Coronavirus : Le pneumologue lyonnais anti-masque Patrick Bellier viré du plateau de Balance ton Post

Le pratricien a été exclu en direct du plateau de "Balance ton Post" jeudi soir par le présentateur Cyril Hanouna, après avoir fait une quenelle. Un geste antisémite qu’il a reconnu avant de quitter les lieux. 

Les manifestations anti-masques restent minoritaires en France malgré une première fin août à Paris.
Les manifestations anti-masques restent minoritaires en France malgré une première fin août à Paris. © Christophe SIMON / AFP
Une quenelle et une éviction du plateau de Balance ton Post. La séquence s'est déroulée hier soir sur la chaîne C8 alors que le pneumologue lyonnais Patrick Bellier est invité à parler de sa position contre le port du masque. Un homme dans le public demande à prendre le micro pour signaler un geste, une "quenelle" du praticien qui se déroule hors caméra. Sans se défendre, le médecin reconnait le signe.
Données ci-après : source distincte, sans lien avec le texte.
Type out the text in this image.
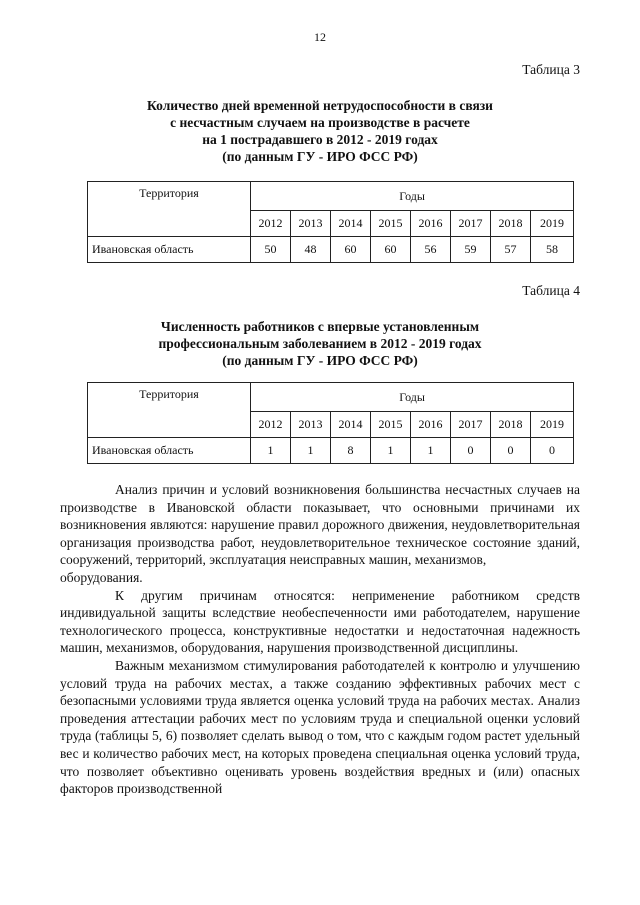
12
Таблица 3
Количество дней временной нетрудоспособности в связи
с несчастным случаем на производстве в расчете
на 1 пострадавшего в 2012 - 2019 годах
(по данным ГУ - ИРО ФСС РФ)
Территория	Годы							
	2012	2013	2014	2015	2016	2017	2018	2019
Ивановская область	50	48	60	60	56	59	57	58
Таблица 4
Численность работников с впервые установленным
профессиональным заболеванием в 2012 - 2019 годах
(по данным ГУ - ИРО ФСС РФ)
Территория	Годы							
	2012	2013	2014	2015	2016	2017	2018	2019
Ивановская область	1	1	8	1	1	0	0	0

Анализ причин и условий возникновения большинства несчастных случаев на производстве в Ивановской области показывает, что основными причинами их возникновения являются: нарушение правил дорожного движения, неудовлетворительная организация производства работ, неудовлетворительное техническое состояние зданий, сооружений, территорий, эксплуатация неисправных машин, механизмов,

оборудования.

К другим причинам относятся: неприменение работником средств индивидуальной защиты вследствие необеспеченности ими работодателем, нарушение технологического процесса, конструктивные недостатки и недостаточная надежность машин, механизмов, оборудования, нарушения производственной дисциплины.

Важным механизмом стимулирования работодателей к контролю и улучшению условий труда на рабочих местах, а также созданию эффективных рабочих мест с безопасными условиями труда является оценка условий труда на рабочих местах. Анализ проведения аттестации рабочих мест по условиям труда и специальной оценки условий труда (таблицы 5, 6) позволяет сделать вывод о том, что с каждым годом растет удельный вес и количество рабочих мест, на которых проведена специальная оценка условий труда, что позволяет объективно оценивать уровень воздействия вредных и (или) опасных факторов производственной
Cyril Hanouna demande alors à P. Bellier de quitter le plateau sur le champ. 

 

Ce pneumologue et allergologue a été interrogé par nos équipes plus tôt cette semaine.  "J'en ai marre de cette hystérie collective !" a déclaré le docteur de Sainte-Foy-lès-Lyon. Il refuse de porter le masque et n'accepte en consultation que les patients qui ne le portent pas. Un de ses patients a d'ailleurs porté plainte contre lui auprès de l'Ordre des médecins du Rhône, qui a convoqué le pneumologue le 18 septembre prochain.

Toutefois, Patrick Bellier est loin d'être le seul médecin contre le masque. En Alsace, une généraliste a délivré de faux certificats dispensant ses patients de porter un masque, comme l'ont rapporté nos collègues de France 3 Grand Est. La justice a été saisie. 

Un geste nazi et "anti-système"

Pour rappel, la "quenelle" se fait avec une main sur l'épaule et un bras tendu. Une sorte de "salut nazi inversé" popularisé par l'ancien humoriste Dieudonné M'bala M'bala. Le geste a essaimé en ligne depuis près de dix ans et est repris régulièrement par la fachosphère, et Alain Soral entre autres, mais aussi par les "anti-système". C'est ainsi que Dieudonné décrivait ce geste dans une de ses vidéos Youtube (il a été banni de la plateforme depuis) : "La quenelle est un symbole d'insoumission au système". 

Le pneumologue lyonnais s'inscrirait-il dans cette mouvance ? Le port du masque est loin de faire l'unanimité et des mouvements de contestation nationaux et locaux émergent.  Les anti-masques ont organisé plusieurs manifestations de petite taille, comme à Paris fin août. Nos confrères de Yahoo Actualités (repris par France Info) ont interrogés certains d'entre eux. Un discours qui mêle inquiétudes face à la 5G et complot mondial.  
 
Antoine Bristielle, Professeur agrégé de sciences sociales et chercheur en science politique au laboratoire PACTE (Sciences Po Grenoble), s'est immergé dans les groupes Facebook des anti-masques pour essayer de comprendre leurs profils et leurs revendications. 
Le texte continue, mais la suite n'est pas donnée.